Imagine running a long ML training script. Hearing a sound in your speakers when it ends (successfuly or not) is something I considered implementing, non ironically, at my job. Never got around to doing it.



On Mac or Linux, I run "tput bel" to the end of expextedly long-running commands. On Mac, the icon bounces and system makes a beep sound. On linux (i3/urxvt), the window and workspace turns red until I focus it.

You can usually also type it after the command has started and it’ll still work


i've always used

  python -c 'print("\a")'
without thinking too much about it, but yours is way nicer!


Do this sometimes on mac, simply with:

  long_running_command && say "That's all folks"


My favorite cron of all time was:

    0 17 * * 1-5 say "You're gonna miss the train go now!!"
Which I put on my work computer. Since it came out of the speaker most of the time, not only did I not miss the train, but everyone else knew I had to go and respected that.


The built-in `afplay` shell command works for mp3s and for the stock aiff sounds under /System/Library/Sounds.

I use this after my long-running Maven builds to play either a happy sound if the build succeeds or a sad (mocking) sound if it fails, based on the value of $?.


Love the idea of checking the exit code! Seems I have some modifications to do.

On Linux there's usually `aplay` but you'll need play (sox) or mpv etc. to play lossy-compressed audio... a bunch of sounds can be found under /usr/share/sounds/ depending on what's installed.

`espeak-ng` doesn't have as good voices as `say`, but some `festival` ones come close, although these days I usually use Googles tts, and save the ones I use frequently.

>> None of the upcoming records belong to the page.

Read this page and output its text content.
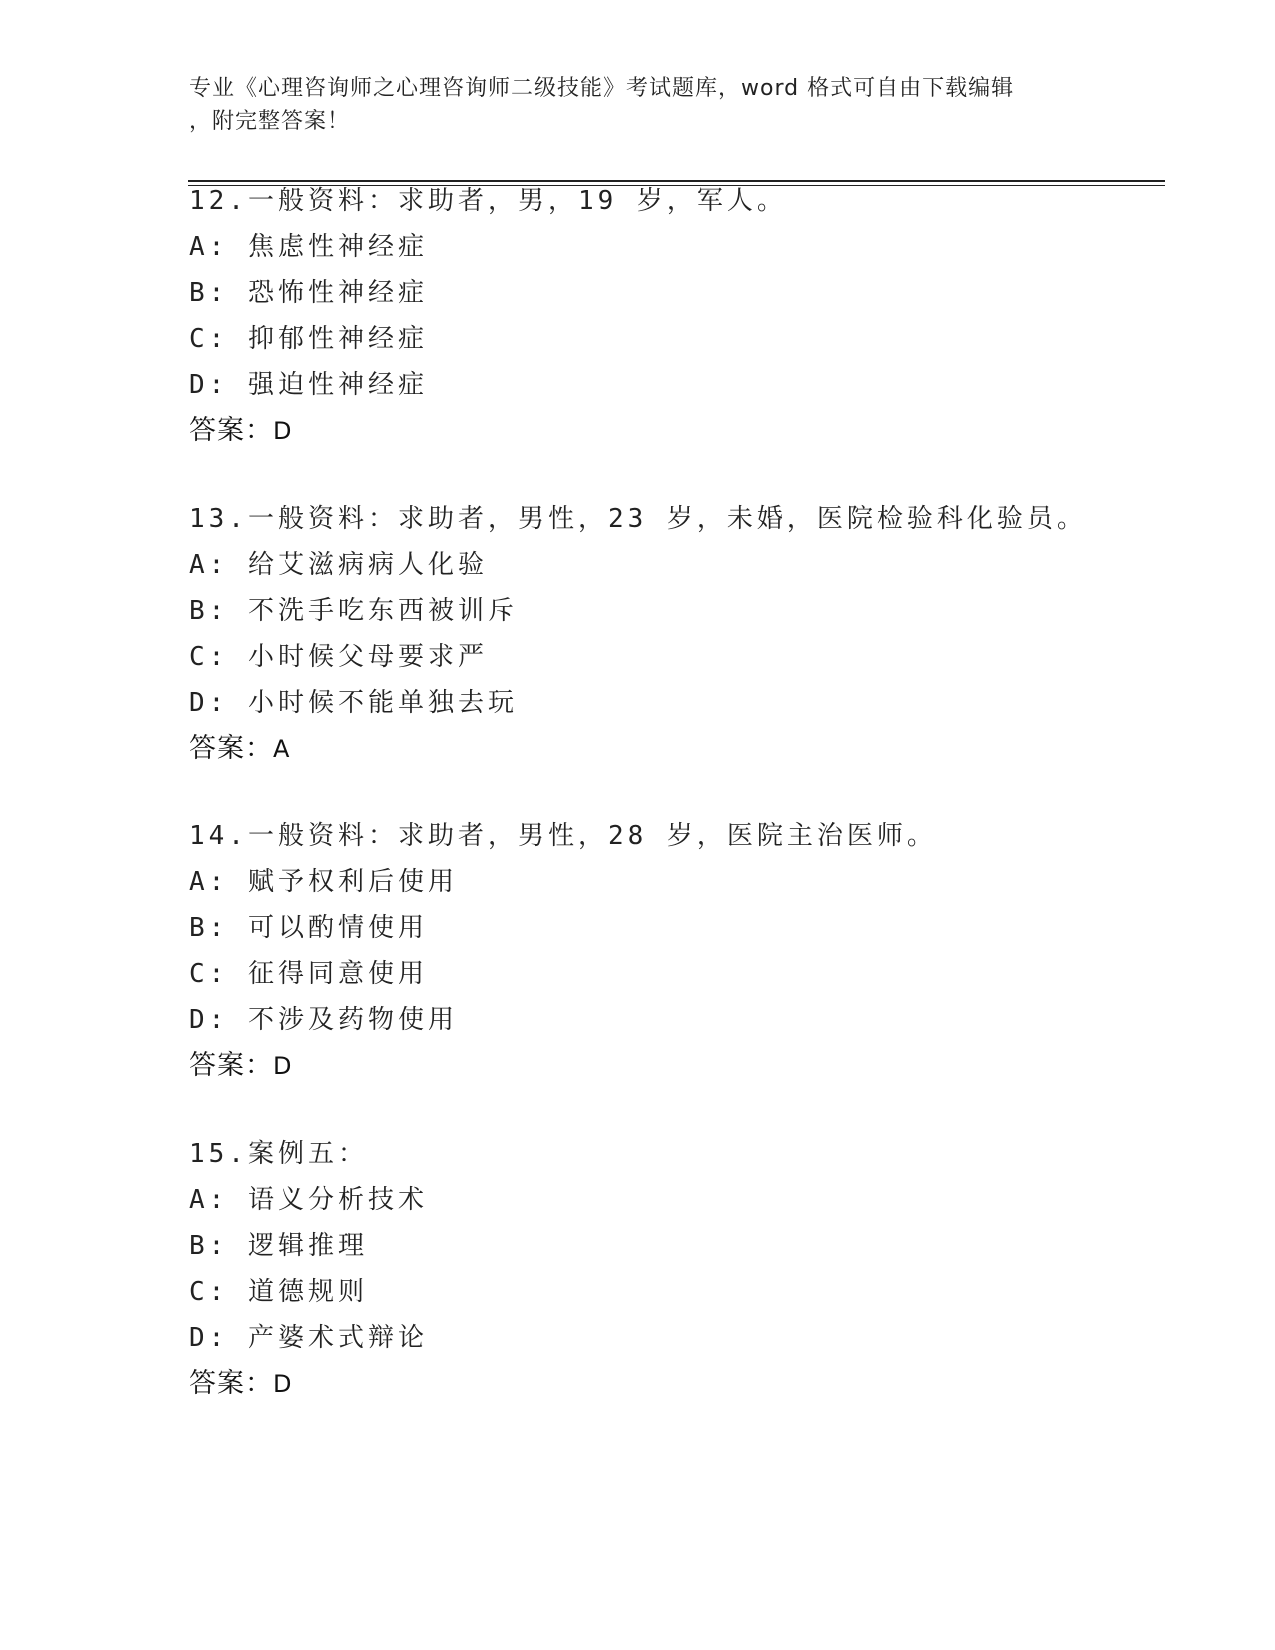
专业《心理咨询师之心理咨询师二级技能》考试题库，word 格式可自由下载编辑
，附完整答案！
12.一般资料：求助者，男，19 岁，军人。
A: 焦虑性神经症
B: 恐怖性神经症
C: 抑郁性神经症
D: 强迫性神经症
答案：D
13.一般资料：求助者，男性，23 岁，未婚，医院检验科化验员。
A: 给艾滋病病人化验
B: 不洗手吃东西被训斥
C: 小时候父母要求严
D: 小时候不能单独去玩
答案：A
14.一般资料：求助者，男性，28 岁，医院主治医师。
A: 赋予权利后使用
B: 可以酌情使用
C: 征得同意使用
D: 不涉及药物使用
答案：D
15.案例五：
A: 语义分析技术
B: 逻辑推理
C: 道德规则
D: 产婆术式辩论
答案：D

I do the same thing with a shell alias called `SUCCESS`:

  alias SUCCESS='echo -e '\''\n\nSUCCESS'\'' 
    && bash -c '\''mpv ~/bin/kazoo-fanfare.mp3 &'\'' 
    || echo FAILED' # or play sad trombone sound
  # (some escaping might not survive ...)
    
It's an always too-loud and too-annoying "Tadaa!" style fanfare that is very clearly NOT my music, and I will very frequently use it in the context of `make test && SUCCESS` to monitor long-running test suites while I do other work.


There is a very simple way to tell if an ML script has failed: the GPU fans turn off. No joke. Even with a water cooled machine, I know something has gone wrong if I come back in an hour and the rig is silent.


There's a whole research field about doing that actually.

Here's the reference book on the topic: https://sonification.de/handbook/ (PDF is on the right menu)


Another super easy option: send a slack message on a private channel (one LOC) which turns into a combo desktop and cellphone notification, which you can disable during sleeping hours, flow into zapier/ifttt etc etc etc



I have an alias called "ding" that plays a sound. Add "; ding" to a command and you're set.


Wow, I love that. Would you mind posting the full alias?


    printf '\a'
or if you want to display a MacOS notification

    function alert {
        osascript -e 'display notification "'"$1"'"'
    }


I liked this idea so I packaged 'ding' into something you can install[1].

[1] https://github.com/alexdelorenzo/onhold


Or for system monitoring. You could have different function play different sounds so the whole program sounds melodic in normal operation. If the melody is off or you hear discordant notes then you know something's up.


Agreed! I played the star wars opening track on the conclusion of a script I wasn't sure would terminate. Very exciting. But turned out to have been triggered on an unexpected error case :(


If you're using a cloud-based linux server, most of them have "mail":

    some_long_command | mail -s "Command finished" email@example.com


I put 'say Data Prep phase 1 complete' in my training scripts.

It works pretty well, but can be annoying when it goes off in a Zoom call...


My personal approach is a shell script that calls the slack webhook api, so I get a slack message when my job finishes.